In the other projects, they used a high-performance near-memory OpenCL-based FPGA for deep learning applications to discover that the primary performance bottleneck was on-chip memory bandwidth, thanks in large part to what they said are few memory resources in modern FPGAs and a memory duplication policy in the OpenCL execution model. The researchers developed a new kernel design that eliminated the limitations and improve memory utilization, which led to a balanced data flow between the compute units and both on- and off-chip memory. The design was done using an Altera Arria 10 BX1150 board and resulted in a 866 Gop/s floating point performance at 370MHz and 1.79 Top/s 16-bit fixed-point performance at 385MHz.

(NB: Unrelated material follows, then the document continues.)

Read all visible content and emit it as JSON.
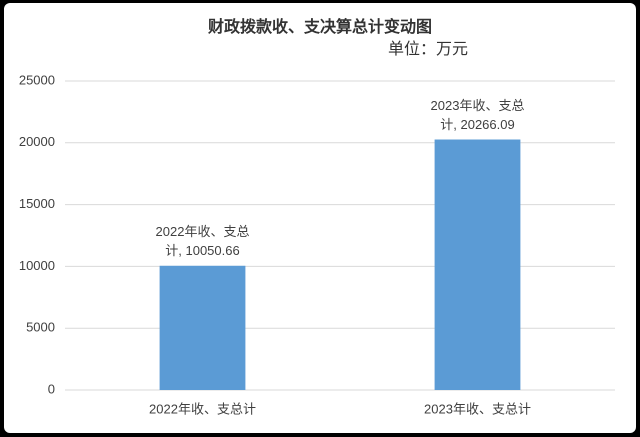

IMP is an outgrowth of NPM, with data stored in a RAM to speed up database performance by enabling the data to be accessed from the chip’s memory bus rather than from traditional storage units, making the process faster and more energy efficient. Fueling the use of IMP will be the rise of non-volatile memory (NVM) technologies – including spin torque transfer RAM (STT RAM), phase-change memory (PCM) and restive RAM (RRAM) – which have been developed by such established vendors Micron, Samsung, Intel, Toshiba, Sandisk and Sony. However, there have been challenges to getting the NVMs into current systems to replace current DRAM or Flash, the researchers wrote. It’s not easy to get the NVMs to mesh with main memory or persistent storage in such areas as cost, latency or retention, it’s costly for vendors to revamp their manufacturing facilities to make the NVMs and users tend to want to stay with DRAM and Flash rather than make the switch. Driving adoption of NVMs will mean creating new usage models, and IMP is a key one. “We believe that the emerging NVMs will become an enabling technology for IMP,” they wrote.

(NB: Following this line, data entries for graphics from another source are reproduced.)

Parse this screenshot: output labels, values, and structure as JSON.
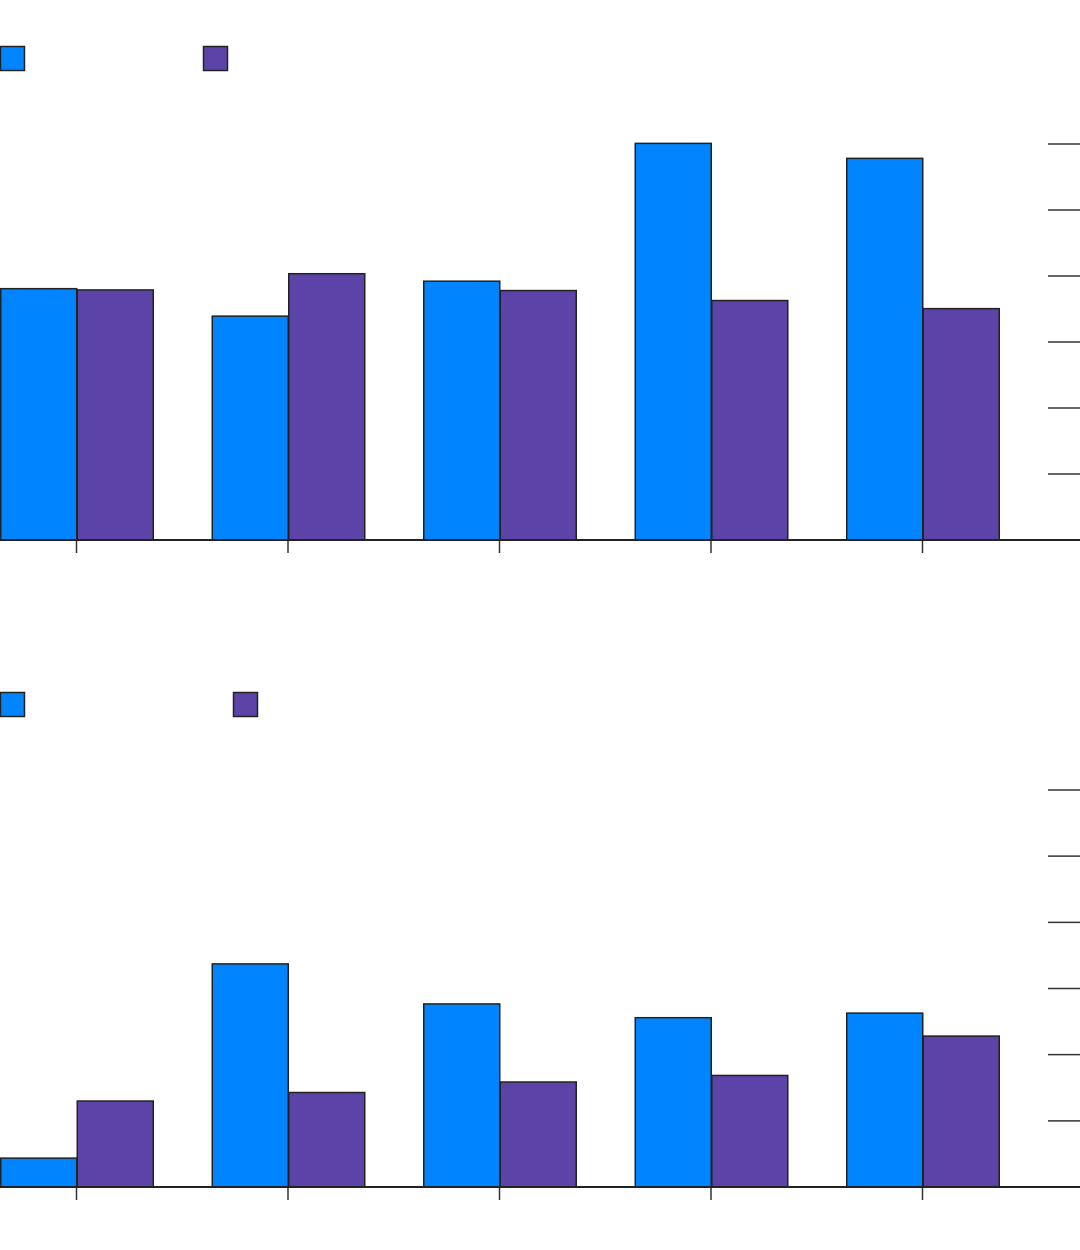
{
  "chart_data": [
    {
      "type": "bar",
      "title": "",
      "xlabel": "",
      "ylabel": "",
      "categories": [
        "",
        "",
        "",
        "",
        ""
      ],
      "ylim": [
        0,
        6.35
      ],
      "grid": false,
      "legend": "top-left",
      "series": [
        {
          "color": "#0084FF",
          "values": [
            4.03,
            3.59,
            4.15,
            6.36,
            6.12
          ]
        },
        {
          "color": "#5B43A8",
          "values": [
            4.01,
            4.27,
            4.0,
            3.84,
            3.71
          ]
        }
      ]
    },
    {
      "type": "bar",
      "title": "",
      "xlabel": "",
      "ylabel": "",
      "categories": [
        "",
        "",
        "",
        "",
        ""
      ],
      "ylim": [
        0,
        6.05
      ],
      "grid": false,
      "legend": "top-left",
      "series": [
        {
          "color": "#0084FF",
          "values": [
            0.44,
            3.4,
            2.79,
            2.58,
            2.65
          ]
        },
        {
          "color": "#5B43A8",
          "values": [
            1.31,
            1.44,
            1.6,
            1.7,
            2.3
          ]
        }
      ]
    }
  ]
}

The new architectures include using the RRAM crossbar design to speed up matrix multiplication, which is used in such applications as machine learning and optimization, and neuromorphic systems, which aim to create computers that mimic the human brain. Another type of architecture is “associative processor (AP), also known as nonvolatile Content addressable memory (nv-CAM) or Ternary content addressable memory (nv-TCAM), which supports associative search to locate data records by content rather than address.” The researchers developed a reconfigurable in-memory architecture that is similar to FPGAs but also provides flexible on-chip storage and routing resources as well as enhanced hardware security. It can be used for pure data storage, pure compute or anything in between, blurring “the boundary between computation and storage. We believe it may open up rich research opportunities in driving new reconfigurable architecture, design tools, and developing new data-intensive applications, which were not generally considered to be suitable for FPGA-like accelerations.”
While adoption of NMP will be easier than IMP, both are facing challenges in areas such as virtual memory support and compatibility with modern programming models, which will call for greater collaboration among systems engineers, IC designers and others, they said.